Generate High Accuracy Depth Maps
The primary action offered by Crestereo is the ability to generate highly accurate depth maps. This action takes two stereo images as input and processes them to produce a depth map that reveals the spatial relationships of objects within the images.
Purpose
This action addresses the challenge of deriving depth information from flat images, enabling applications that require understanding of distance and spatial orientation.
Input Requirements
To utilize this action, you need to provide two images:
- Left Image URI: A valid URL pointing to the left image.
- Right Image URI: A valid URL pointing to the right image.
For example, the input schema requires the following structure:
{
"leftImage": "https://example.com/left.png",
"rightImage": "https://example.com/right.png"
}
Expected Output
The output will be a URI of the generated depth map image, which visually represents the depth information extracted from the input images. An example of the output might look like:
https://assets.cognitiveactions.com/invocations/6414d7e3-1232-43ec-94b7-27c4f99b8d4b/f1347925-586f-453f-8543-f95558c62071.png
Use Cases for this Specific Action
- Augmented Reality: Enhance AR applications by providing depth information for better object placement and interaction.
- Robotics: Improve navigation systems for robots by allowing them to understand the spatial layout of their environment.
- Gaming: Create more immersive gaming experiences where depth perception is crucial for gameplay mechanics.
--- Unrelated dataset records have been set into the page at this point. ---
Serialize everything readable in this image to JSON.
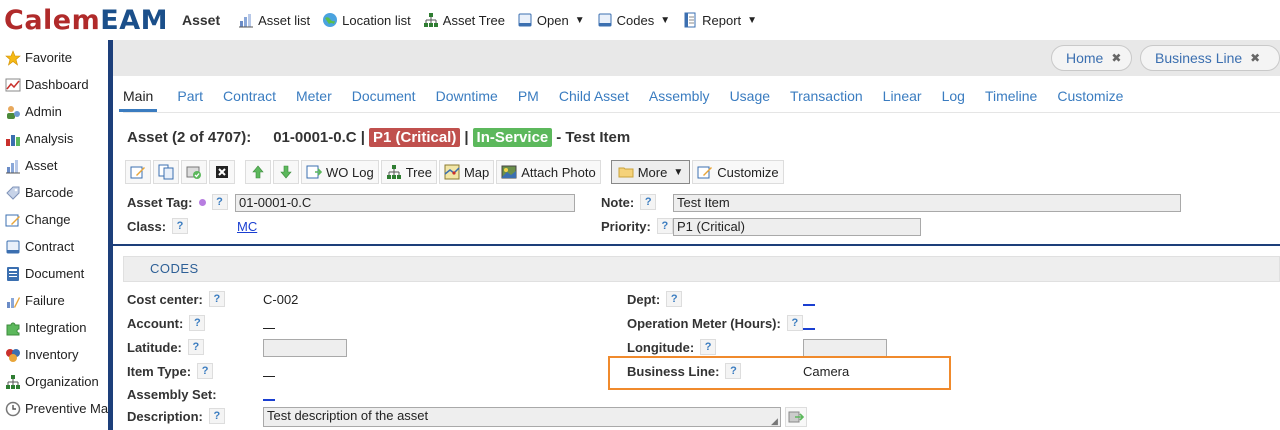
{
  "app": {
    "logo_part1": "Calem",
    "logo_part2": "EAM",
    "module": "Asset"
  },
  "topmenu": [
    {
      "label": "Asset list",
      "icon": "asset-list-icon",
      "dropdown": false
    },
    {
      "label": "Location list",
      "icon": "globe-icon",
      "dropdown": false
    },
    {
      "label": "Asset Tree",
      "icon": "tree-icon",
      "dropdown": false
    },
    {
      "label": "Open",
      "icon": "document-icon",
      "dropdown": true
    },
    {
      "label": "Codes",
      "icon": "document-icon",
      "dropdown": true
    },
    {
      "label": "Report",
      "icon": "report-icon",
      "dropdown": true
    }
  ],
  "sidebar": [
    {
      "label": "Favorite",
      "icon": "star-icon"
    },
    {
      "label": "Dashboard",
      "icon": "dashboard-icon"
    },
    {
      "label": "Admin",
      "icon": "admin-icon"
    },
    {
      "label": "Analysis",
      "icon": "chart-icon"
    },
    {
      "label": "Asset",
      "icon": "asset-icon"
    },
    {
      "label": "Barcode",
      "icon": "barcode-icon"
    },
    {
      "label": "Change",
      "icon": "change-icon"
    },
    {
      "label": "Contract",
      "icon": "contract-icon"
    },
    {
      "label": "Document",
      "icon": "document-icon"
    },
    {
      "label": "Failure",
      "icon": "failure-icon"
    },
    {
      "label": "Integration",
      "icon": "puzzle-icon"
    },
    {
      "label": "Inventory",
      "icon": "inventory-icon"
    },
    {
      "label": "Organization",
      "icon": "organization-icon"
    },
    {
      "label": "Preventive Ma",
      "icon": "clock-icon"
    }
  ],
  "open_tabs": [
    {
      "label": "Home",
      "close": "✖"
    },
    {
      "label": "Business Line",
      "close": "✖"
    }
  ],
  "subtabs": [
    "Main",
    "Part",
    "Contract",
    "Meter",
    "Document",
    "Downtime",
    "PM",
    "Child Asset",
    "Assembly",
    "Usage",
    "Transaction",
    "Linear",
    "Log",
    "Timeline",
    "Customize"
  ],
  "asset": {
    "position": "Asset (2 of 4707):",
    "id_sep": "01-0001-0.C |",
    "priority_badge": "P1 (Critical)",
    "sep": "|",
    "status_badge": "In-Service",
    "name": "- Test Item"
  },
  "toolbar": {
    "wo_log": "WO Log",
    "tree": "Tree",
    "map": "Map",
    "attach_photo": "Attach Photo",
    "more": "More",
    "customize": "Customize"
  },
  "header_fields": {
    "asset_tag_label": "Asset Tag:",
    "asset_tag_value": "01-0001-0.C",
    "class_label": "Class:",
    "class_value": "MC",
    "note_label": "Note:",
    "note_value": "Test Item",
    "priority_label": "Priority:",
    "priority_value": "P1 (Critical)"
  },
  "codes": {
    "section_title": "CODES",
    "cost_center_label": "Cost center:",
    "cost_center_value": "C-002",
    "account_label": "Account:",
    "latitude_label": "Latitude:",
    "item_type_label": "Item Type:",
    "assembly_set_label": "Assembly Set:",
    "description_label": "Description:",
    "description_value": "Test description of the asset",
    "dept_label": "Dept:",
    "operation_meter_label": "Operation Meter (Hours):",
    "longitude_label": "Longitude:",
    "business_line_label": "Business Line:",
    "business_line_value": "Camera"
  },
  "help_glyph": "?",
  "colors": {
    "brand_red": "#b02a2a",
    "brand_blue": "#1b4f8a",
    "link_blue": "#3a7cc0",
    "badge_red": "#c0504d",
    "badge_green": "#5cb85c",
    "highlight_orange": "#f08a2c"
  }
}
- 3D Reconstruction: Aid in the creation of 3D models from real-world scenes by accurately mapping depth.
import requests
import json
# Replace with your actual Cognitive Actions API key and endpoint
# Ensure your environment securely handles the API key
COGNITIVE_ACTIONS_API_KEY = "YOUR_COGNITIVE_ACTIONS_API_KEY"
# This endpoint URL is hypothetical and should be documented for users
COGNITIVE_ACTIONS_EXECUTE_URL = "https://api.cognitiveactions.com/actions/execute"
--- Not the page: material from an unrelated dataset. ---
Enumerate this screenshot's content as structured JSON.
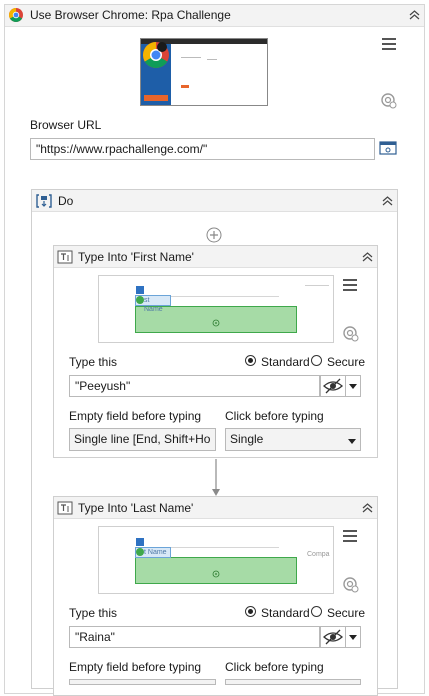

action_id = "82c46cac-381e-43c5-a891-3af41023f386" # Action ID for: Generate High Accuracy Depth Maps
# Construct the exact input payload based on the action's requirements
# This example uses the predefined example_input for this action:
payload = {
"leftImage": "https://replicate.delivery/pbxt/IDt4TZu6MiajgPPPvkTSmiWftMCqtDH8aYPXMwxRy19dq6hQ/left.png",
"rightImage": "https://replicate.delivery/pbxt/IDt4T7PB76wcTqOi4kwMphN58UfyW9dSRKvsBRtfM1Z4d03c/right.png"
}
headers = {
"Authorization": f"Bearer {COGNITIVE_ACTIONS_API_KEY}",
"Content-Type": "application/json",
# Add any other required headers for the Cognitive Actions API
}
# Prepare the request body for the hypothetical execution endpoint
request_body = {
"action_id": action_id,
"inputs": payload
}
print(f"--- Calling Cognitive Action: {action.name or action_id} ---")
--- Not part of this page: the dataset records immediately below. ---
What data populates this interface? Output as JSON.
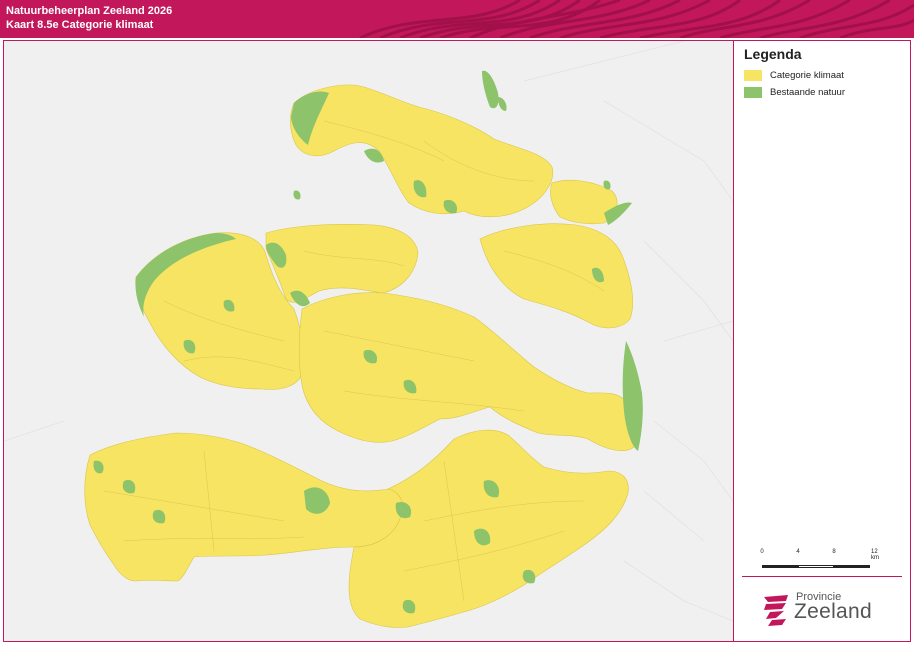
{
  "header": {
    "title_line1": "Natuurbeheerplan Zeeland 2026",
    "title_line2": "Kaart 8.5e Categorie klimaat",
    "color": "#c2185b"
  },
  "legend": {
    "title": "Legenda",
    "items": [
      {
        "label": "Categorie klimaat",
        "color": "#f7e463"
      },
      {
        "label": "Bestaande natuur",
        "color": "#8cc36b"
      }
    ]
  },
  "scale": {
    "labels": [
      "0",
      "4",
      "8",
      "12 km"
    ]
  },
  "logo": {
    "line1": "Provincie",
    "line2": "Zeeland",
    "icon": "zeeland-logo-icon"
  },
  "colors": {
    "klimaat": "#f7e463",
    "natuur": "#8cc36b",
    "background": "#f0f0f0",
    "water": "#f5f5f5"
  }
}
print(f"Endpoint: {COGNITIVE_ACTIONS_EXECUTE_URL}")
print(f"Action ID: {action_id}")
print("Payload being sent:")
print(json.dumps(request_body, indent=2))
print("------------------------------------------------")
try:
response = requests.post(
COGNITIVE_ACTIONS_EXECUTE_URL,
headers=headers,
json=request_body
)
response.raise_for_status() # Raise an exception for bad status codes (4xx or 5xx)
result = response.json()
print("Action executed successfully. Result:")
print(json.dumps(result, indent=2))
except requests.exceptions.RequestException as e:
print(f"Error executing action {action_id}: {e}")
if e.response is not None:
print(f"Response status: {e.response.status_code}")
try:
print(f"Response body: {e.response.json()}")
except json.JSONDecodeError:
print(f"Response body (non-JSON): {e.response.text}")
print("------------------------------------------------")
Conclusion
Crestereo provides developers with an invaluable tool for generating high accuracy depth maps from stereo images, unlocking a myriad of possibilities in fields such as augmented reality, robotics, gaming, and more. By simplifying the process of depth perception, Crestereo enables faster development and encourages innovation. As you explore this action, consider the potential applications in your projects and the enhanced user experiences that depth maps can facilitate. Embrace the power of Crestereo to elevate your applications to new heights!